Skilled Nursing Facility Company Agrees to Pay More Than $3 Million to Resolve Kickback Allegations
HOUSTON – Regent Management Services L.P. has agreed to pay approximately $3.199 million to settle allegations that it received kickbacks from various ambulance companies in exchange for rights to Regent’s more lucrative Medicare and Medicaid transport referrals, announced U.S. Attorney Kenneth Magidson and Gregory Demske, Chief Counsel to the Inspector General of the U.S. Department of Health and Human Services-Office of Inspector General (HHS-OIG) and Special Agent in Charge CJ Porter, of HHS-OIG, Office of Investigations, Dallas Regional Office.
Regent Management Services L.P. is headquartered in Galveston and manages 12 separately owned and operated nursing facilities including 11 in seven Texas cities.
The settlement is believed to be the first in the nation to hold accountable medical institutions (hospitals and skilled nursing facilities) rather than ambulance companies for these kind of ambulance “swapping” arrangements.
“This resolution is part of the government’s emphasis on combating health care fraud throughout the district and is an example of our determination to hold those accountable for their actions,” said Magidson. “Any type of improper behavior or arrangement in the industry is a serious allegation that we will not take lightly and we will pursue in order to protect the integrity of the health care system.”
The Anti-Kickback Statute prohibits offering, paying, soliciting or receiving remuneration to induce referrals of items or services covered by federal health care programs, including Medicare and Medicaid. The settlement announced today resolves allegations that patients at Regent facilities received free or heavily discounted ambulance transports from various ambulance companies in exchange for Regent’s referral of other lucrative Medicare and Medicaid business to those same companies. If not for this kickback arrangement, Regent would have been financially responsible for the patient transports at significantly higher rates.
“This settlement sends a message to the health care industry that both sides of a swapping arrangement can be held responsible for their improper actions, not just the entity that actually bills Medicare or Medicaid for the services,” said Demske. “Any company or individual considering entering such schemes should understand that their actions may have serious legal and financial consequences.”
Medicaid is funded jointly by the states and the federal government. The state of Texas paid for some of the Medicaid claims at issue and will receive approximately $533,000 of the settlement amount.
In connection with the settlement, Regent has also entered into a corporate integrity agreement (CIA) with HHS-OIG. The corporate integrity agreement obligates Regent to undertake substantial internal compliance reforms for the next five years.
“Swapping arrangements continue to be an area of concern throughout the ambulance industry,” said Porter. “Such improper arrangements among providers have the potential to negatively affect patient care and need to be aggressively pursued in order to protect the integrity of the federal health care programs and their beneficiaries.”
Today’s announcement also marks another achievement for the Health Care Fraud Prevention and Enforcement Action Team initiative, which was announced in May 2009 by the Attorney General and the Secretary of Health and Human Services.
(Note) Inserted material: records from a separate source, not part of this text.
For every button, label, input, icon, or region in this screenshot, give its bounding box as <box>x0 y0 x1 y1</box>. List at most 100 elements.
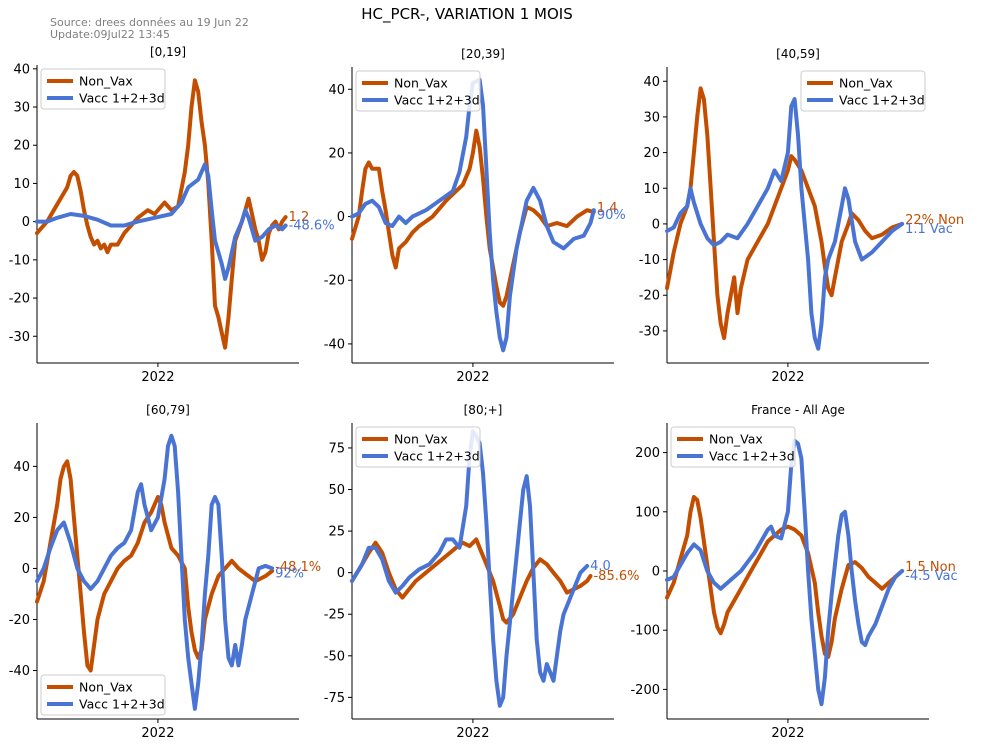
series-line-non_vax <box>350 128 596 308</box>
y-tick-label: 30 <box>13 101 30 116</box>
panel-title: [20,39] <box>461 47 505 61</box>
end-label-vacc: 4.0 <box>590 559 611 574</box>
y-tick-label: -30 <box>9 330 30 345</box>
chart-panel-5: [80;+] -75 -50 -25 0 25 50 75 2022 -85.6%4.0 Non_V… <box>324 403 640 741</box>
end-label-vacc: 1.1 Vac <box>905 222 953 237</box>
y-tick-label: 40 <box>13 460 30 475</box>
legend: Non_Vax Vacc 1+2+3d <box>40 68 166 110</box>
y-tick-label: 20 <box>13 139 30 154</box>
legend-label-non_vax: Non_Vax <box>839 76 893 91</box>
legend: Non_Vax Vacc 1+2+3d <box>40 674 166 716</box>
x-tick-label: 2022 <box>771 726 804 741</box>
panel-title: France - All Age <box>751 403 845 417</box>
end-label-vacc: -4.5 Vac <box>905 569 958 584</box>
x-tick-label: 2022 <box>141 726 174 741</box>
y-tick-label: 100 <box>635 505 660 520</box>
legend-label-non_vax: Non_Vax <box>79 680 133 695</box>
legend-label-vacc: Vacc 1+2+3d <box>79 697 165 712</box>
y-tick-label: -75 <box>324 691 345 706</box>
legend-label-vacc: Vacc 1+2+3d <box>79 91 165 106</box>
series-line-vacc <box>350 429 590 708</box>
series-line-vacc <box>665 438 905 707</box>
legend-label-vacc: Vacc 1+2+3d <box>394 449 480 464</box>
legend-label-non_vax: Non_Vax <box>394 432 448 447</box>
y-tick-label: 20 <box>328 146 345 161</box>
end-label-vacc: 90% <box>597 208 626 223</box>
y-tick-label: 30 <box>643 110 660 125</box>
end-label-non_vax: 1.2 <box>289 210 310 225</box>
series-line-vacc <box>35 162 288 281</box>
legend-label-vacc: Vacc 1+2+3d <box>839 93 925 108</box>
y-tick-label: 50 <box>328 483 345 498</box>
y-tick-label: 0 <box>652 217 660 232</box>
chart-panel-2: [20,39] -40 -20 0 20 40 2022 1.490% Non_Vax Vacc … <box>324 47 626 385</box>
series-line-vacc <box>35 433 275 711</box>
y-tick-label: -200 <box>630 683 660 698</box>
chart-panel-1: [0,19] -30 -20 -10 0 10 20 30 40 2022 1.2-48.6% Non… <box>9 45 335 385</box>
y-tick-label: 20 <box>13 511 30 526</box>
end-label-non_vax: -48.1% <box>275 560 321 575</box>
panel-title: [60,79] <box>146 403 190 417</box>
series-line-vacc <box>665 97 905 351</box>
y-tick-label: -20 <box>639 289 660 304</box>
figure-title: HC_PCR-, VARIATION 1 MOIS <box>361 5 572 24</box>
legend: Non_Vax Vacc 1+2+3d <box>800 70 926 112</box>
legend-label-non_vax: Non_Vax <box>394 76 448 91</box>
y-tick-label: -20 <box>9 292 30 307</box>
panel-title: [0,19] <box>150 45 186 59</box>
y-tick-label: -100 <box>630 624 660 639</box>
y-tick-label: 75 <box>328 441 345 456</box>
x-tick-label: 2022 <box>141 370 174 385</box>
legend-label-vacc: Vacc 1+2+3d <box>394 93 480 108</box>
panel-title: [80;+] <box>464 403 503 417</box>
y-tick-label: -10 <box>9 253 30 268</box>
series-line-non_vax <box>350 537 593 625</box>
series-line-non_vax <box>665 86 905 340</box>
y-tick-label: 40 <box>328 83 345 98</box>
end-label-vacc: -48.6% <box>289 218 335 233</box>
y-tick-label: -10 <box>639 253 660 268</box>
y-tick-label: -50 <box>324 649 345 664</box>
chart-panel-6: France - All Age -200 -100 0 100 200 2022 1.5 N… <box>630 403 957 741</box>
y-tick-label: 0 <box>337 210 345 225</box>
y-tick-label: -20 <box>324 274 345 289</box>
legend: Non_Vax Vacc 1+2+3d <box>355 70 481 112</box>
y-tick-label: 200 <box>635 446 660 461</box>
legend-label-non_vax: Non_Vax <box>709 432 763 447</box>
y-tick-label: 0 <box>22 562 30 577</box>
y-tick-label: -20 <box>9 613 30 628</box>
source-text: Source: drees données au 19 Jun 22 <box>50 16 249 29</box>
y-tick-label: 40 <box>643 75 660 90</box>
y-tick-label: -25 <box>324 608 345 623</box>
legend: Non_Vax Vacc 1+2+3d <box>355 426 481 468</box>
series-line-non_vax <box>35 459 275 673</box>
end-label-non_vax: 1.5 Non <box>905 560 956 575</box>
y-tick-label: 0 <box>337 566 345 581</box>
end-label-non_vax: 22% Non <box>905 213 964 228</box>
x-tick-label: 2022 <box>771 370 804 385</box>
y-tick-label: -40 <box>324 337 345 352</box>
panel-title: [40,59] <box>776 47 820 61</box>
legend-label-non_vax: Non_Vax <box>79 74 133 89</box>
end-label-vacc: 92% <box>275 566 304 581</box>
end-label-non_vax: 1.4 <box>597 201 618 216</box>
y-tick-label: 40 <box>13 62 30 77</box>
chart-panel-3: [40,59] -30 -20 -10 0 10 20 30 40 2022 22% Non1.1 … <box>639 47 964 385</box>
y-tick-label: -30 <box>639 324 660 339</box>
x-tick-label: 2022 <box>456 370 489 385</box>
chart-grid: [0,19]-30-20-1001020304020221.2-48.6%Non… <box>9 45 964 741</box>
end-label-non_vax: -85.6% <box>593 569 639 584</box>
legend: Non_Vax Vacc 1+2+3d <box>670 426 796 468</box>
y-tick-label: 10 <box>13 177 30 192</box>
y-tick-label: 10 <box>643 182 660 197</box>
y-tick-label: -40 <box>9 664 30 679</box>
legend-label-vacc: Vacc 1+2+3d <box>709 449 795 464</box>
chart-panel-4: [60,79] -40 -20 0 20 40 2022 -48.1%92% Non_Vax Va… <box>9 403 321 741</box>
y-tick-label: 0 <box>22 215 30 230</box>
x-tick-label: 2022 <box>456 726 489 741</box>
y-tick-label: 0 <box>652 565 660 580</box>
update-text: Update:09Jul22 13:45 <box>50 28 170 41</box>
y-tick-label: 20 <box>643 146 660 161</box>
y-tick-label: 25 <box>328 525 345 540</box>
The partnership between the two departments has focused efforts to reduce and prevent Medicare and Medicaid financial fraud through enhanced cooperation.
The settlement was the result of a coordinated effort among the U.S. Attorney’s Office, HHS-OIG, HHS-OIG (Office of Counsel to the Inspector General) and the Texas Attorney General’s Office. Assistant U.S. Attorney Kenneth Shaitelman handled the case on behalf of the U.S. Attorney’s Office for the Southern District of Texas.
The claims resolved by this settlement are allegations only, and there has been no determination of liability.